Advances on AI will certainly reshape some of the society, but I don't think it will be as significant as people make it out to be.
For once, it has to be fed with content to train it. AI is not sentient, nor creative. As it is, it will not be able to come up with new paths and solutions that aren't previously baby-fed to it. It simply regurgitates what it is told, and as a result, it's heavily dependent on human knowledge. It's a series of mathematical functions that are constantly changing its parameters to fine tune and adequate outputs for every prompt.
Pros: It can be a great and accessible way of spreading knowledge.
Cons: It can be a great and accessible way of spreading misinformation or biased content.
It all depends on what's fed. If it's fed trash, it will spout trash. If it's fed quality content, it will provide quality content.
Every now and then a new revolution in information appears, and with it caution is necessary, it's been present throughout the history. From books, to the invention of the press, to the internet. And so on. The general idea is that even if it spouts nonsense, people should be able to correct it so it replaces the bad information it was fed for new high-quality ones, but this is a procedure that is always and constantly happening, so it will always have some bad content.
I remember hearing a fairly persuasive argument on to why AIs like ChatGPT should be taken with a grain of salt is that it's as reliable as Wikipedia. Both are extremely useful tools, but sometimes it's hard to know whether or not its contents are accurate or correct, specially without proof that the sources utilized in the text are of high quality. And honestly, this sort of argument can probably be taken ad infinitum, or up to empirical experimentation or extreme abstraction.
But let's assume it reach a point where it's trustworthy enough. Another concern is that knowledge can be used for bad stuff. Without regularizing what sorts of prompts can be inserted into the AI, it can be a tool for illegal activities such as producing drugs, viruses, or even weaponry to be used in terrorist attacks. There's currently an attempt to prevent it from telling people how to make stuff like that, but as seen a few times it can often be bypassed by some really bizarre ways (there is a famous example of ChatGPT teaching an user how to make napalm because it was asked to roleplay as their grandmother telling a bedtime story about her time working on a napalm factory). So clearly, some of it requires to be addressed.
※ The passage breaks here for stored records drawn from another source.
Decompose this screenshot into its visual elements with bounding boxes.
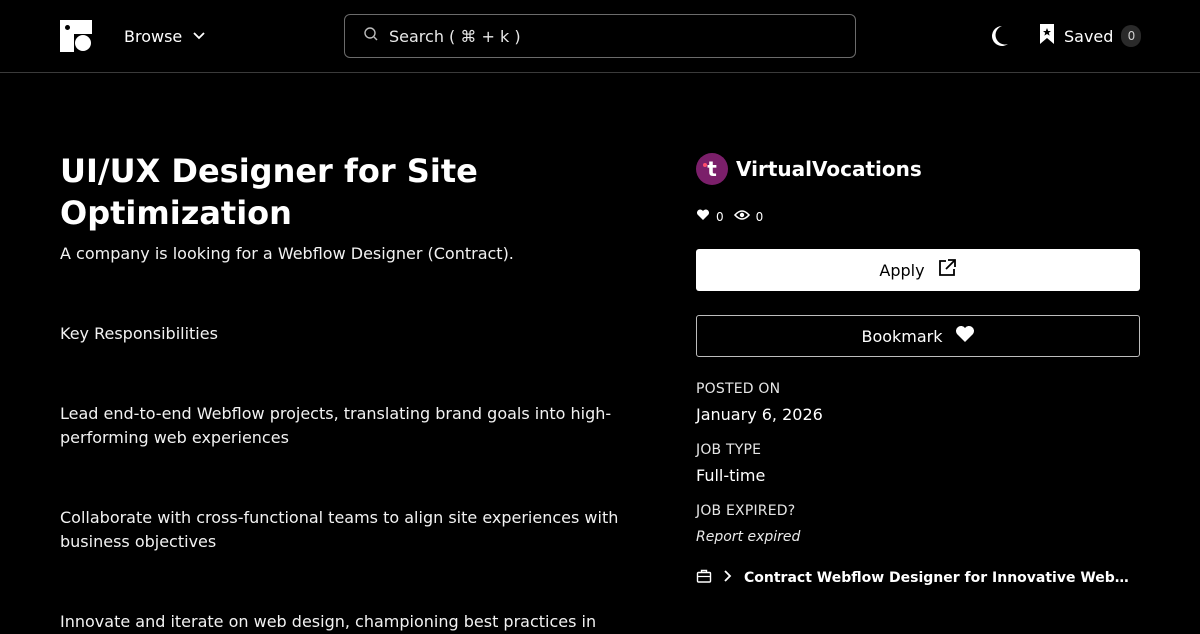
job-type-label: JOB TYPE <box>696 442 762 458</box>
heart-icon <box>955 325 975 347</box>
job-description: UI/UX Designer for Site Optimization A c… <box>60 150 630 634</box>
job-sidebar: t VirtualVocations 0 0 Apply Bookmark PO… <box>696 152 1140 587</box>
svg-text:t: t <box>707 157 717 181</box>
theme-toggle-button[interactable] <box>988 24 1010 48</box>
report-expired-link[interactable]: Report expired <box>696 529 1140 545</box>
saved-button[interactable]: Saved 0 <box>1038 22 1142 50</box>
job-intro: A company is looking for a Webflow Desig… <box>60 244 514 263</box>
responsibility-item: Collaborate with cross-functional teams … <box>60 508 619 551</box>
job-title: UI/UX Designer for Site Optimization <box>60 152 478 232</box>
related-job-title: Contract Webflow Designer for Innovative… <box>744 570 1129 586</box>
search-box[interactable] <box>344 14 856 58</box>
chevron-right-icon <box>722 569 734 587</box>
bookmark-button[interactable]: Bookmark <box>696 315 1140 357</box>
section-heading: Key Responsibilities <box>60 324 218 343</box>
job-type-value: Full-time <box>696 466 766 485</box>
apply-button[interactable]: Apply <box>696 249 1140 291</box>
job-stats: 0 0 <box>696 209 1140 224</box>
saved-count-badge: 0 <box>1121 25 1142 47</box>
logo-icon[interactable] <box>60 20 92 52</box>
heart-icon <box>696 209 710 224</box>
moon-icon <box>988 26 1010 52</box>
likes-count: 0 <box>716 209 724 224</box>
responsibility-item: Lead end-to-end Webflow projects, transl… <box>60 404 612 447</box>
top-navbar: Browse Saved 0 <box>0 0 1200 73</box>
views-stat: 0 <box>733 209 764 224</box>
chevron-down-icon <box>192 27 206 46</box>
saved-label: Saved <box>1064 26 1114 46</box>
related-job-link[interactable]: Contract Webflow Designer for Innovative… <box>696 569 1140 587</box>
company-name: VirtualVocations <box>736 157 922 181</box>
browse-menu-button[interactable]: Browse <box>124 24 206 48</box>
external-link-icon <box>937 258 957 282</box>
apply-label: Apply <box>879 260 925 280</box>
bookmark-label: Bookmark <box>861 326 943 346</box>
briefcase-icon <box>696 569 712 587</box>
posted-on-value: January 6, 2026 <box>696 405 823 424</box>
job-expired-label: JOB EXPIRED? <box>696 503 796 519</box>
responsibility-item: Innovate and iterate on web design, cham… <box>60 612 597 631</box>
eye-icon <box>733 209 750 224</box>
company-logo: t <box>696 153 728 185</box>
bookmark-icon <box>1038 23 1056 49</box>
posted-on-label: POSTED ON <box>696 381 781 397</box>
search-input[interactable] <box>389 26 829 46</box>
views-count: 0 <box>755 209 764 224</box>
company-header[interactable]: t VirtualVocations <box>696 152 1140 186</box>
likes-stat: 0 <box>696 209 724 224</box>
search-icon <box>363 26 379 46</box>
browse-label: Browse <box>124 26 183 46</box>
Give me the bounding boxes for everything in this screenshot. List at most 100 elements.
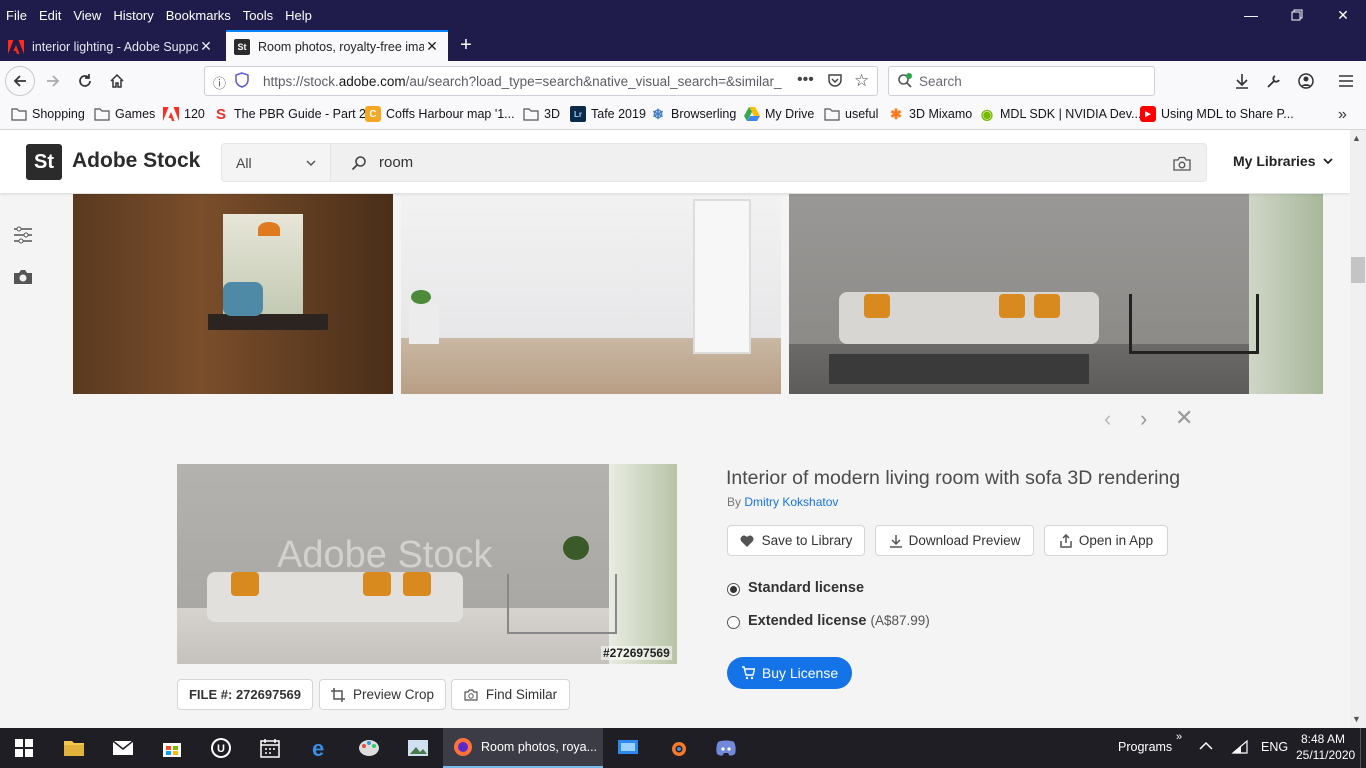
menu-bookmarks[interactable]: Bookmarks [160,8,237,23]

Similarly, how to make sure the content isn't biased? Be it towards a certain political, economical, or even philosophical ideology. The fact the AI is able to amplify hate speeches and discrimination is fairly worrying, but how to even flat these out when they're also extremely subjective topics that are also subject to human bias when regulated? Tough topic.
There's a whole other discussion regarding AI on artistic skill, though. Mainly digital painting.
I feel like the root of this issue comes from people feeding other people's works to these machines. It's just a disguised form of plagiarism/ forgery. Similar to the case of it aiding commit crimes, since it enables illegal activity it simply requires immediate legislation; but this time intervention on what's being fed to the machines rather than on accepting the inputs.
There's also a fun discussion regarding ethics when faced with a dilemma. An example is what a self-driving car would do if it's in a situation where running over someone is unavoidable but it has the choice to decide between certain demographics (or even collide with something else but harm the passengers). But honestly I don't have an opinion on this theme.
Overall, it might just replace mediocrity in some areas, since it forces people to step up and be able to perform better than the overall existing knowledge. I often see some people in my engineering course trying to cheat exams by using it, and honestly I just keep asking myself who is even gonna hire them if they're just regurgitating what the AI is already regurgitating. People should be sitting on the end feeding it high quality information, not on the end consuming potentially ****ty ones. So yea, overall I feel like it will become an important tool in the future, but shouldn't be demonized or feared. Won't cause that huge of an impact in short term. Some stuff should be dealt with a lot of caution though.
If you've seen the Pixar movie Wall-E, that's a pretty good illustration of where I see AI going.
Do you mean any robots in particular?
I feel like the majority in the Wall-E movie (aside from arguably the protags, and AUTO - the HAL9000 parody) are more akin to industrial robots or a roomba than an AI since they are focused on executing manual labor rather than machine learning devices.